In Search Of: Bardo Martinez on Colombia, Cumbia, Champeta And More
courtesy chicano batmanBardo Martinez (R) with Chicano Batman
Bardo Martinez is the singer, guitar player, keyboardist, and occasional accordionist for Chicano Batman, as well as a former member of Buyepongo. He speaks now about the cultural context of Colombian cumbia, Cuban and Colombian claves, and Rafael Cassiani Cassiani.
Your Master's thesis is on a Colombian accordion player--who?
I'm still working on it. His name is Andrés Landero. The guy was born in like the '30s and started playing the accordion at the age of 17. He was from this small town on the Atlantic coastal region in Colombia, and that region is very musically diverse due to the racial mixture from hundreds of years back. African, indigenous, and Spanish--other folks from all over the place. Cartagena is near by, and it's like a principal port in which slaves were brought to South America. It was also a strong place for the Spanish, so there was a lot of exchange of goods. That region is known for what is called now the cumbia.
How is the accordion related to those influences? It's not African, it's not indigenous. It's not Spanish either, right?
Mostly Germany, and it was brought to Colombia at the turn of the century. It's not Spanish; it's German. The accordion that people play cumbia with is about ten pounds, and is like ... all the white keys on the piano. I'm not explaining it well--but basically, it's much simpler than a piano. There are also regional differences--Colombian accordions use three reeds for everybody. The reeds are what vibrates. Mexican accordions are two-reed accordions. But the Colombian ones are super expensive.
Most Americans who aren't of Colombian descent might not think they know what cumbia is, but if you play it for them, it's most likely going to sound familiar--particularly to Californians or people from the Southwest. How did this music become part of the American musical landscape?
How is it now American? I feel you. I mean, it's valid. Quantic, for example, is a British guy playing cumbia. The guy can play the accordion really well.
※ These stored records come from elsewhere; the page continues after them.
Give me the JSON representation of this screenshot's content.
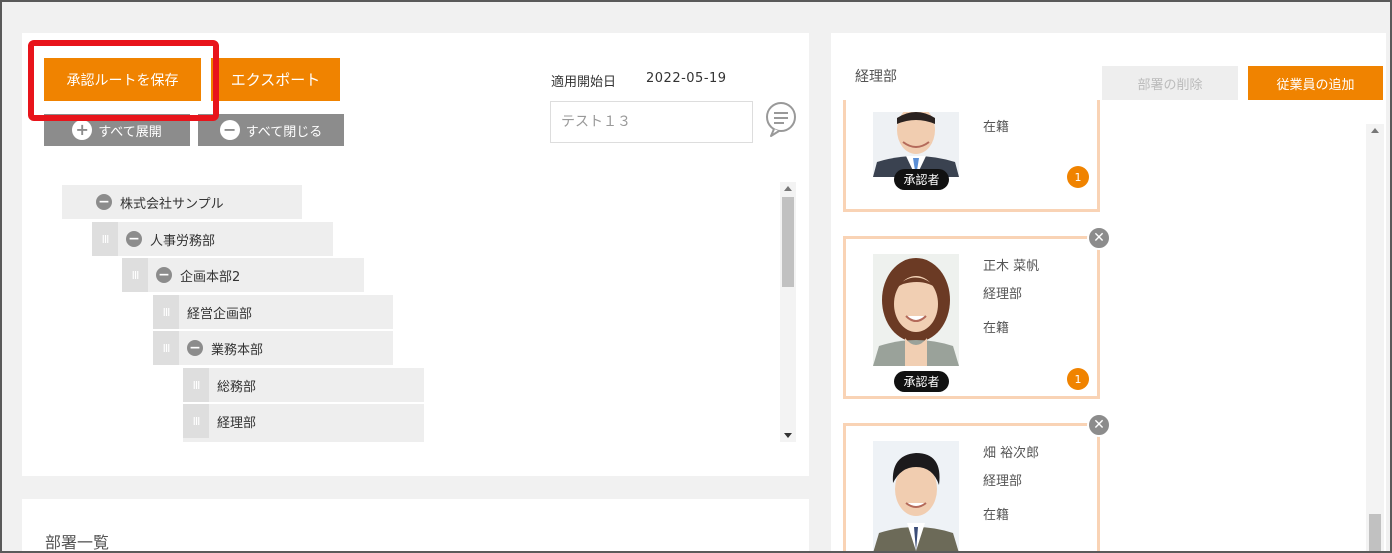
{
  "toolbar": {
    "save_route_label": "承認ルートを保存",
    "export_label": "エクスポート",
    "expand_all_label": "すべて展開",
    "collapse_all_label": "すべて閉じる"
  },
  "route": {
    "start_date_label": "適用開始日",
    "start_date_value": "2022-05-19",
    "name_placeholder": "テスト１３"
  },
  "tree": {
    "nodes": [
      {
        "label": "株式会社サンプル"
      },
      {
        "label": "人事労務部"
      },
      {
        "label": "企画本部2"
      },
      {
        "label": "経営企画部"
      },
      {
        "label": "業務本部"
      },
      {
        "label": "総務部"
      },
      {
        "label": "経理部"
      }
    ]
  },
  "department_list": {
    "title": "部署一覧"
  },
  "department_detail": {
    "title": "経理部",
    "delete_label": "部署の削除",
    "add_employee_label": "従業員の追加"
  },
  "employees": [
    {
      "name": "",
      "dept": "",
      "status": "在籍",
      "role": "承認者",
      "order": "1"
    },
    {
      "name": "正木 菜帆",
      "dept": "経理部",
      "status": "在籍",
      "role": "承認者",
      "order": "1"
    },
    {
      "name": "畑 裕次郎",
      "dept": "経理部",
      "status": "在籍"
    }
  ],
  "colors": {
    "accent": "#f08300",
    "highlight": "#e8141b",
    "card_border": "#f9d3b5"
  }
}
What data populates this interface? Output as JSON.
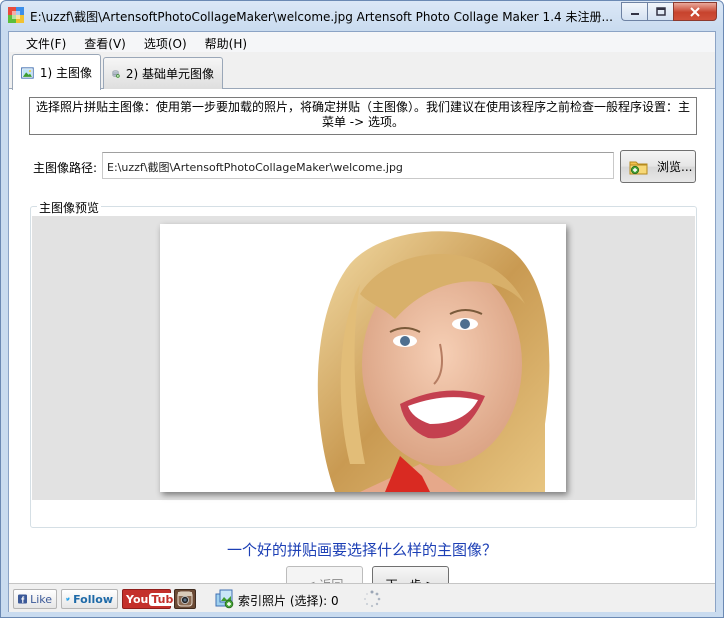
{
  "window": {
    "title": "E:\\uzzf\\截图\\ArtensoftPhotoCollageMaker\\welcome.jpg Artensoft Photo Collage Maker 1.4 未注册..."
  },
  "menu": {
    "items": [
      "文件(F)",
      "查看(V)",
      "选项(O)",
      "帮助(H)"
    ]
  },
  "tabs": [
    {
      "label": "1) 主图像",
      "icon": "image-icon",
      "active": true
    },
    {
      "label": "2) 基础单元图像",
      "icon": "database-add-icon",
      "active": false
    }
  ],
  "main": {
    "description": "选择照片拼贴主图像：使用第一步要加载的照片，将确定拼贴（主图像）。我们建议在使用该程序之前检查一般程序设置：主菜单 -> 选项。",
    "path_label": "主图像路径:",
    "path_value": "E:\\uzzf\\截图\\ArtensoftPhotoCollageMaker\\welcome.jpg",
    "browse_label": "浏览...",
    "preview_legend": "主图像预览",
    "question": "一个好的拼贴画要选择什么样的主图像？",
    "back_label": "< 返回",
    "next_label": "下一步 >"
  },
  "statusbar": {
    "like_label": "Like",
    "follow_label": "Follow",
    "youtube_you": "You",
    "youtube_tube": "Tube",
    "index_label": "索引照片 (选择): 0"
  },
  "colors": {
    "accent_link": "#1c3fb5",
    "facebook": "#3b5998",
    "youtube": "#c4302b"
  }
}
He's a unique person and there aren't a lot of people like him. But I mean, I'm an American--I was born here. That's the music I listen to and I love, but it has a lot to do with the fact that people have migrated to this region, of course. But also the music left Colombia since the '30s, '40s and '50s and went north throughout Mexico and all of Latin America and changed into different forms. There are cumbias with trumpet sections and horn arrangements--even with the keytar in the '80s. It has a long history and it's a very simple beat that people can recognize and dance to. It became more simplified as time went on--the root of it is a lot more percussive.
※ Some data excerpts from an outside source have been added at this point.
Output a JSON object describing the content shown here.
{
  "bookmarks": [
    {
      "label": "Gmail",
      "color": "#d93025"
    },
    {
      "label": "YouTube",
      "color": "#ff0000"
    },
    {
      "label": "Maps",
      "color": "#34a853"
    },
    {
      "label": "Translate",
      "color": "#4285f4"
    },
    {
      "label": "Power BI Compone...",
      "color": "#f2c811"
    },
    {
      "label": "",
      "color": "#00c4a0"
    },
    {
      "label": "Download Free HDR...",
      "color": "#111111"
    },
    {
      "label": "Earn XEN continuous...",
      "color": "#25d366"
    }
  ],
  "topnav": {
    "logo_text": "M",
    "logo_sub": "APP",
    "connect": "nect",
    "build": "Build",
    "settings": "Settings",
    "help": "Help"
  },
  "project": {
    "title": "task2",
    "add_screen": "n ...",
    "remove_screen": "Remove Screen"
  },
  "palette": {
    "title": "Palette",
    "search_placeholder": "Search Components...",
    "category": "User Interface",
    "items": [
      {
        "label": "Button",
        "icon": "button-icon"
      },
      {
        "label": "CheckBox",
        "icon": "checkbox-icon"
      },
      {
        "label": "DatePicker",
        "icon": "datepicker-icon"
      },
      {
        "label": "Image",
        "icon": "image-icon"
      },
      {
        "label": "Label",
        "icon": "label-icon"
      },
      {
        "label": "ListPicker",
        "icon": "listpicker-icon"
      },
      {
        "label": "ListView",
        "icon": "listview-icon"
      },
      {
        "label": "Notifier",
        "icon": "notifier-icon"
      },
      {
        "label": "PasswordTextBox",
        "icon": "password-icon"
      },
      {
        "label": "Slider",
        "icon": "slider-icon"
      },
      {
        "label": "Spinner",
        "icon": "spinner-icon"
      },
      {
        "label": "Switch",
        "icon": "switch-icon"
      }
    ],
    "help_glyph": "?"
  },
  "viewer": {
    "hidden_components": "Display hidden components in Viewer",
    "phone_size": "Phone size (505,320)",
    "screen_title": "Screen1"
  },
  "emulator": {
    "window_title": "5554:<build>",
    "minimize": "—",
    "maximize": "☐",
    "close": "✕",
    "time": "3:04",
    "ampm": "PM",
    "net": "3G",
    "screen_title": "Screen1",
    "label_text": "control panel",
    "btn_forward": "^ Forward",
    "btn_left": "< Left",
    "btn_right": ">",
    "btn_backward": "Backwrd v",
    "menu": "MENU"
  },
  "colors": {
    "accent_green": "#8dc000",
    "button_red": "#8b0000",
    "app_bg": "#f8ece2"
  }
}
Who are good contemporary musicians working within the cumbia genre that may be less familiar in the United States?
Rigo Tovar--he plays like Mexican cumbia. What I would be into--I really like Lisandro Meza. He played since the '50s but recorded until the '90s. There's nobody that stands out right now that's playing right now.
What kind of music is coming out of Colombia now?
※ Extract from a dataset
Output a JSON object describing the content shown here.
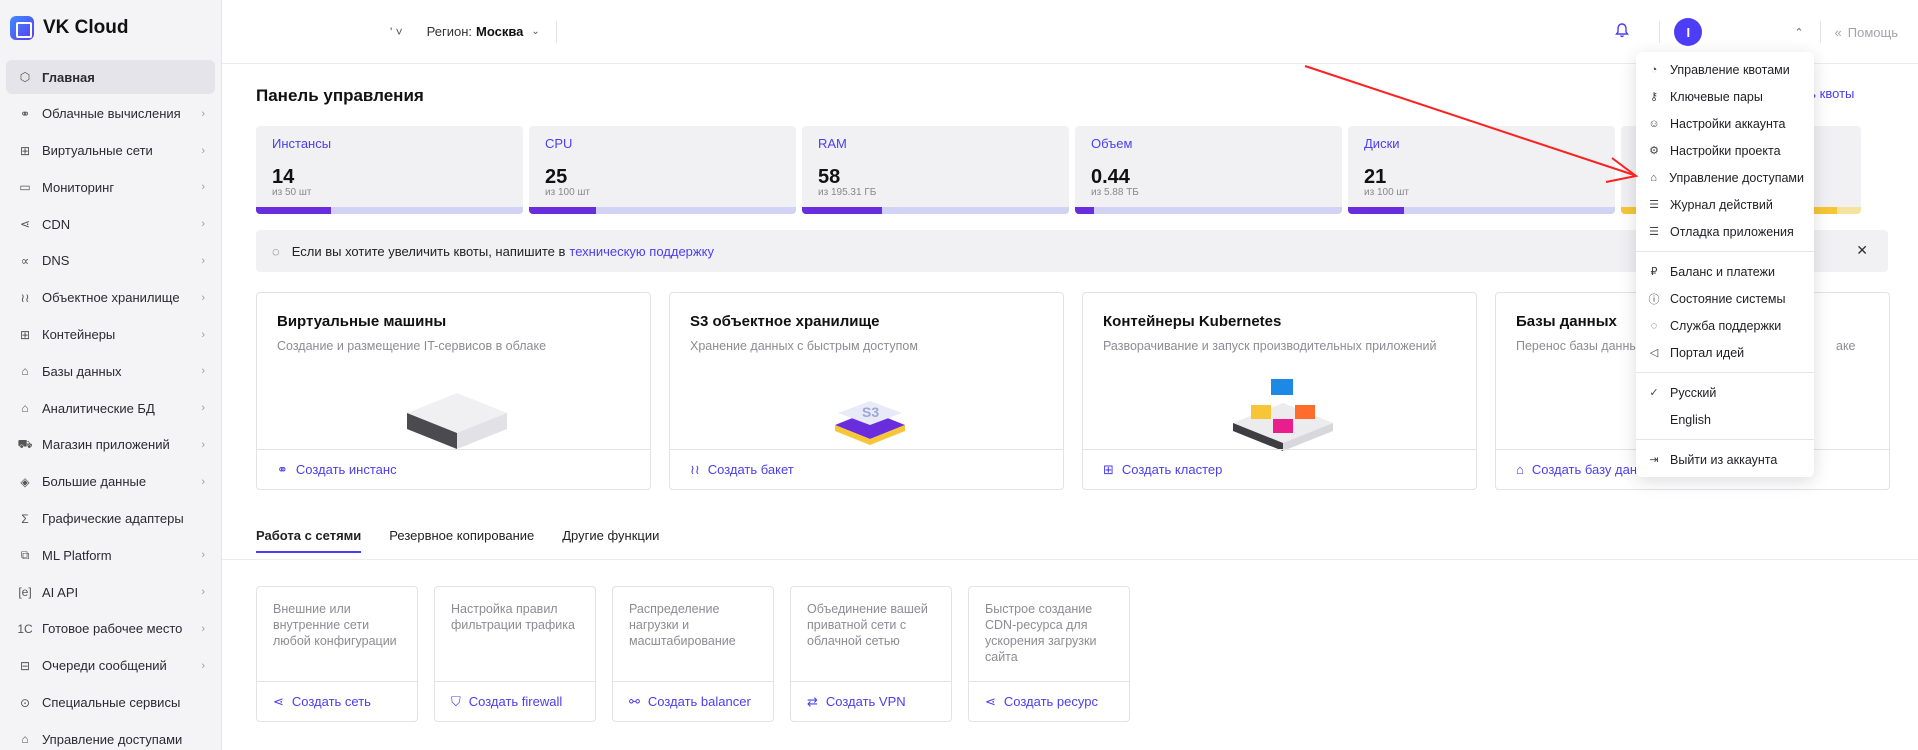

My mom is from Cartagena. I was there a few months ago. The music that comes to mind is champeta. It's the music of the 'hood, basically. Cartegena is a very black city, and it's the music that's most attached to blackness. Internationally, due to the historical context, blackness can be looked upon negatively so this kind of music had a kind of a stigma but it's becoming more popular. It has like a Casio keyboard from the '90s making the beat, and it's just kind of like tropical. Cartagena--people don't really listen to cumbia no more. All of Colombia, is into salsa and lot of Dominican rhythms--merengue--because Cartagena is in the Caribbean.
I know Cubans that have defected to Colombia. I imagine that this isn't all that uncommon. Has this had an effect on the musical landscape and culture of Colombia?
There's a musical form born out of the connection between Cubans and Colombians. There's a place called Palenque about an hour away from Colombia, on the road to San Jacinto. Palenque derived from a slave escape. That's why it's called "Palenque"--and this is the word, in general, in Latin America referring to cities and towns formed by escaped slaves. So anyway, Cubans came in contact with the people there, and brought son and the rumba, and they took that and used it. They played those rhythms and created son palanquero [in a movement] that was basically led by Rafael Cassiani Cassiani. The last time I went to Palenque I got to meet him. Me and a few friends from [my old band] Buyepongo were really into it. It's a weird adaptation and it's really rooted--it sounds straight African but it's in Colombia.
I read an article discussing the fact that Spanish slave owners tried to keep people from the same African tribes together, and allowed them to make and keep drums. American slave owners wouldn't allow drums or instruments, and deliberately broke up groups from the same region or tribe.
There's a book about that--Blues People. It basically talks about the African diaspora in the Americas and that was a point that the author brought up in the 1960s.
Where do you get your South American records? You have a pretty sweet collection.
Half of them are my dad's. The Cypress swap meet has good stuff. I shouldn't say it because now people will go, but there it is. That's where I get cheap records that turn out to be really good. And I go pretty late. It's no secret, I guess, so I'll share it. I've seen some good cumbia records, not like a super super gem. But they have good records there.